Jan 19, 2013 at 3:35am
Hi all,

I have small project have two thread.
Thread one put message to queue (lock – put – unlock)
Thread two get message from queue (lock – get – unlock)

This project run in Linux (build with GCC in Netbean) run faster than run in HP UX (buil with aCC in Netbean) six times.

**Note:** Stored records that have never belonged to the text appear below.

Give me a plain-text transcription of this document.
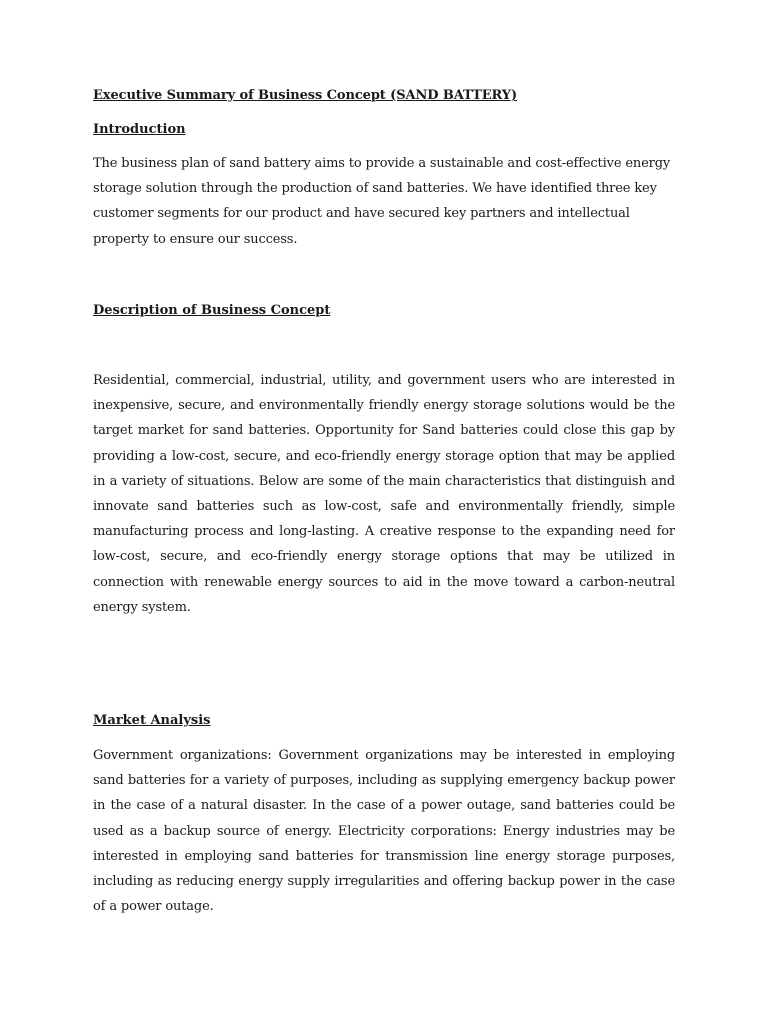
Executive Summary of Business Concept (SAND BATTERY)
Introduction

The business plan of sand battery aims to provide a sustainable and cost-effective energy storage solution through the production of sand batteries. We have identified three key customer segments for our product and have secured key partners and intellectual property to ensure our success.

Description of Business Concept

Residential, commercial, industrial, utility, and government users who are interested in inexpensive, secure, and environmentally friendly energy storage solutions would be the target market for sand batteries. Opportunity for Sand batteries could close this gap by providing a low-cost, secure, and eco-friendly energy storage option that may be applied in a variety of situations. Below are some of the main characteristics that distinguish and innovate sand batteries such as low-cost, safe and environmentally friendly, simple manufacturing process and long-lasting. A creative response to the expanding need for low-cost, secure, and eco-friendly energy storage options that may be utilized in connection with renewable energy sources to aid in the move toward a carbon-neutral energy system.

Market Analysis

Government organizations: Government organizations may be interested in employing sand batteries for a variety of purposes, including as supplying emergency backup power in the case of a natural disaster. In the case of a power outage, sand batteries could be used as a backup source of energy. Electricity corporations: Energy industries may be interested in employing sand batteries for transmission line energy storage purposes, including as reducing energy supply irregularities and offering backup power in the case of a power outage.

Show Can you explain it for me, or have you a tip code in HP UX run faster as Linux.
Jan 20, 2013 at 9:10am
What hardware?
Jan 21, 2013 at 3:56am
In Linux I have run on:
Linux 2.6.32-300.3.1.el6uek.x86_64 #1 SMP Fri Dec 9 18:57:35 EST 2011 x86_64 x86_64 x86_64 GNU/Linux

In Hp UX i hav run on:

HP-UX B.11.31 U ia64 3494992138 unlimited-user license

Regards.
Jan 21, 2013 at 8:07am
That's software. Again, what hardware? Are they real boxes or virtual boxes ...
Jan 22, 2013 at 2:01am
This could come down to a million different things.
1. Hardware
2. Compiler
3. Processor (ia64 vs x64)
4. How busy the system was at the time
5. Operating System

Jan 22, 2013 at 8:44pm
6. default/and compiler optimizations
Jan 28, 2013 at 11:47am

Thread one put message to queue (lock – put – unlock)

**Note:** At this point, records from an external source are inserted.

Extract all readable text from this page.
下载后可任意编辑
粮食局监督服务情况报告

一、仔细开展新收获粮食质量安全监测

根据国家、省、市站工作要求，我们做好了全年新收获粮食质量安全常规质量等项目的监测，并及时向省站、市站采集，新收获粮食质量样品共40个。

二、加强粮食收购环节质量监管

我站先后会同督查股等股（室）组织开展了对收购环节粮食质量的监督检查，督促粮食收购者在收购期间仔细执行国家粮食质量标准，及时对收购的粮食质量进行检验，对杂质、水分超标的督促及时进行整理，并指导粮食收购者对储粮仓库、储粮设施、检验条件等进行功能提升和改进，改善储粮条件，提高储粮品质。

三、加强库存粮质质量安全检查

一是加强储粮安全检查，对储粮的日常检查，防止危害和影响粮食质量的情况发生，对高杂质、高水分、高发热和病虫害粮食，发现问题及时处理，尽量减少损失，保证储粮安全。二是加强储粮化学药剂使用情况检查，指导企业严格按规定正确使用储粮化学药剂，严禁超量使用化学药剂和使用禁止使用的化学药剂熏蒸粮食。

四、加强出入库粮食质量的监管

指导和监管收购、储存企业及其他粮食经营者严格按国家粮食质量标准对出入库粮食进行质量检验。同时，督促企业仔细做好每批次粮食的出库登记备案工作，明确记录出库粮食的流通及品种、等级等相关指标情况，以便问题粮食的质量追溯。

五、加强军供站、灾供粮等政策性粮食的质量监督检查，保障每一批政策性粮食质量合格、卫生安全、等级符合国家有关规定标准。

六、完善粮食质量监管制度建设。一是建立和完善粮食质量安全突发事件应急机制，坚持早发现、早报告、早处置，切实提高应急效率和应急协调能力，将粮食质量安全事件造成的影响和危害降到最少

To be honest, that doesn't sound very efficient right from the start... So probably both runs are terribly slow.

Anyway, except hardware, probably the things that matter in this example most are:
1. quality of your OS process scheduler
2. quality of memory allocator in your C runtime libraries
Jan 29, 2013 at 1:53am
@rapidcoder care to explain why that sounds inefficient? That gives an indication that he is locking only the minimal amount of code required to manipulate the container.
Jan 29, 2013 at 12:19pm
Because he is locking the container. By definition locking means "slow" and "doesn't scale". If he want it to be fast, it must not use locking at all.

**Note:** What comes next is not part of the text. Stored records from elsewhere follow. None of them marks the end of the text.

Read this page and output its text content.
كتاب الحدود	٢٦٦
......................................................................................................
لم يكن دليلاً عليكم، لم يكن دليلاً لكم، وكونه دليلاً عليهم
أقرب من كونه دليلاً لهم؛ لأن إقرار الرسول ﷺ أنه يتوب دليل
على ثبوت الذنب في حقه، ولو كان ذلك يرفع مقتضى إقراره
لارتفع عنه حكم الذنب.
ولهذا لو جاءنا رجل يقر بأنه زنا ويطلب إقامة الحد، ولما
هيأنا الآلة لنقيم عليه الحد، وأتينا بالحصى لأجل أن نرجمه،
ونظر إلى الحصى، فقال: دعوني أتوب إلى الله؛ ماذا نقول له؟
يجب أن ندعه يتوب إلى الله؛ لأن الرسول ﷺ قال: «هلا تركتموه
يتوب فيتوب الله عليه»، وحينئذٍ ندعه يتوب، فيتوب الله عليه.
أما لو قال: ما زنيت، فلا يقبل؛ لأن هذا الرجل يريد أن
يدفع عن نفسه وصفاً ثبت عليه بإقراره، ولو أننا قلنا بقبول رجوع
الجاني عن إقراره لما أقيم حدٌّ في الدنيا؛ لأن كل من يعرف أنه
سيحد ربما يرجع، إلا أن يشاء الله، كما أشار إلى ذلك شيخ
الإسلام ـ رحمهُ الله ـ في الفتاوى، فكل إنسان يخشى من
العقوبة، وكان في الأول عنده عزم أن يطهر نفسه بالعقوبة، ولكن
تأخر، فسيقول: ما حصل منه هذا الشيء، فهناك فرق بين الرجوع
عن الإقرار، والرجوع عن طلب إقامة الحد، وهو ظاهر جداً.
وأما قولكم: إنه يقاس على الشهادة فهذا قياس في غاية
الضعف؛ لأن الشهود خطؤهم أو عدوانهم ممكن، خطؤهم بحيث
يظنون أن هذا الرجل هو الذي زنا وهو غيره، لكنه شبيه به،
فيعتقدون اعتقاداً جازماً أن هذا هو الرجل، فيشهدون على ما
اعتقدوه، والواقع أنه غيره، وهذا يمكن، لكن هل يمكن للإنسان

And don't judge performance by "minimal amount of code", please... Any amount of locking hurts performance more than switching to Python...
Last edited on Jan 29, 2013 at 12:27pm
Feb 7, 2013 at 9:09pm
@rapidcoder of course he is locking access to the container, it's multi-threaded. Without locking he is subject to race conditions or unexpected behavior. Unless he is using only atomic operations (highly unlikely)
Feb 14, 2013 at 3:56pm

@rapidcoder of course he is locking access to the container, it's multi-threaded. Without locking he is subject to race conditions or unexpected behavior.


Yep, and that is slow. The faster is to use atomic operations or better use an immutable queue.